Les chiffres d'inflation publiés hier sont conformes aux prévisions tant pour la progression générale des prix à la consommation que pour l'indice de référence (IPCX) qui en exclut les huit composantes les plus volatiles.

Même s'il a reculé de 2,5% à 2,3% en juillet, l'IPCX demeure ancré au-dessus de la cible depuis plusieurs mois.

C'est encore une fois le coût de remplacement des maisons qui stimule surtout les pressions inflationnistes. Mince consolation, la progression des prix ralentit en Alberta, principal foyer de l'érosion du pouvoir d'achat au pays.

Curieux paradoxe, Statistique Canada fait remarquer que c'est le coût d'intérêt hypothécaire qui nourrissait le plus la hausse du prix des logement en juillet plutôt que l'augmentation de la taille des hypothèques.

Il est passé de 5,7% à 6% en juillet, ce qui reflète le tour de vis de la banque centrale qui entraîne la hausse automatique des hypothèques à taux variable.

«Les prix des aliments à la hausse et les salaires qui augmentent, l'inflation n'est pas près de reculer sans l'action de la Banque du Canada», prévient Jacqui Douglas, stratège économique chez TD Valeurs mobilières.

Comme ses pairs, elle croit que la présente crise de liquidités obligera la Banque à reporter sa hausse de taux initialement prévue le 5 septembre.

«Les indicateurs d'inflation sont à l'arrière-plan des préoccupations des banques centrales», résume Marc Pinsonnault, économiste à la Financière Banque Nationale.

N'empêche.

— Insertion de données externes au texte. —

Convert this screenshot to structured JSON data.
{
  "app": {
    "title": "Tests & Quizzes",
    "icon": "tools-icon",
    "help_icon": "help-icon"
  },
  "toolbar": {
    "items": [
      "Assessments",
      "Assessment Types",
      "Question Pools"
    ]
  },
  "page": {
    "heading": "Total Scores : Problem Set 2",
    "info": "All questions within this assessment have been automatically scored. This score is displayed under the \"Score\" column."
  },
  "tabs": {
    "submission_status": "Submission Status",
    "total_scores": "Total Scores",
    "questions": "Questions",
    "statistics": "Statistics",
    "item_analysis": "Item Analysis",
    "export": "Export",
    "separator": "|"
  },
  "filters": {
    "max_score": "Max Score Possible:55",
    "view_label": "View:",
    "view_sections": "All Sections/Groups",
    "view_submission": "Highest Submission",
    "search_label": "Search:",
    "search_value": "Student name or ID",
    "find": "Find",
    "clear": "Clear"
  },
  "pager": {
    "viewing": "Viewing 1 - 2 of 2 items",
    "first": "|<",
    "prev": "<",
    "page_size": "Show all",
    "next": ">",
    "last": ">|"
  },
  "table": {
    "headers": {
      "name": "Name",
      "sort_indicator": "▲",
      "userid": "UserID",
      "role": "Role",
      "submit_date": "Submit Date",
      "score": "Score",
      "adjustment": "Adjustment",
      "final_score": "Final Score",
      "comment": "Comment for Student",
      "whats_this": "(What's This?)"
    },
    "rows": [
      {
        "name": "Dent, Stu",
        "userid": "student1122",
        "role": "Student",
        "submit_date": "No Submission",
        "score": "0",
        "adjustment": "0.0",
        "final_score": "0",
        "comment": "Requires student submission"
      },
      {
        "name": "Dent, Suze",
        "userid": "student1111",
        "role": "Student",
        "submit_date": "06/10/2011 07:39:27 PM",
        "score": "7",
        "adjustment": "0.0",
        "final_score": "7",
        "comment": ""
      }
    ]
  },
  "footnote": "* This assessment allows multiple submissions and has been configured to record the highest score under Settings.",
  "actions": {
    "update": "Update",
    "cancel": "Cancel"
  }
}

Les chiffres de ventes au détail publiées mardi suggèrent que l'économie canadienne a sans doute progressé au-delà de son rythme optimal non inflationniste de 2,8% au deuxième trimestre.

Statistique Canada révélait qu'elles ont reculé de 0,9% en juin soit un peu plus que prévu. Mais pour l'ensemble du trimestre, elles ont crû en dollars constants au rythme annuel de 10,8%.

C'était du jamais-vu depuis le quatrième trimestre 2001 qui marquait la relance après la tragédie américaine du 11 septembre.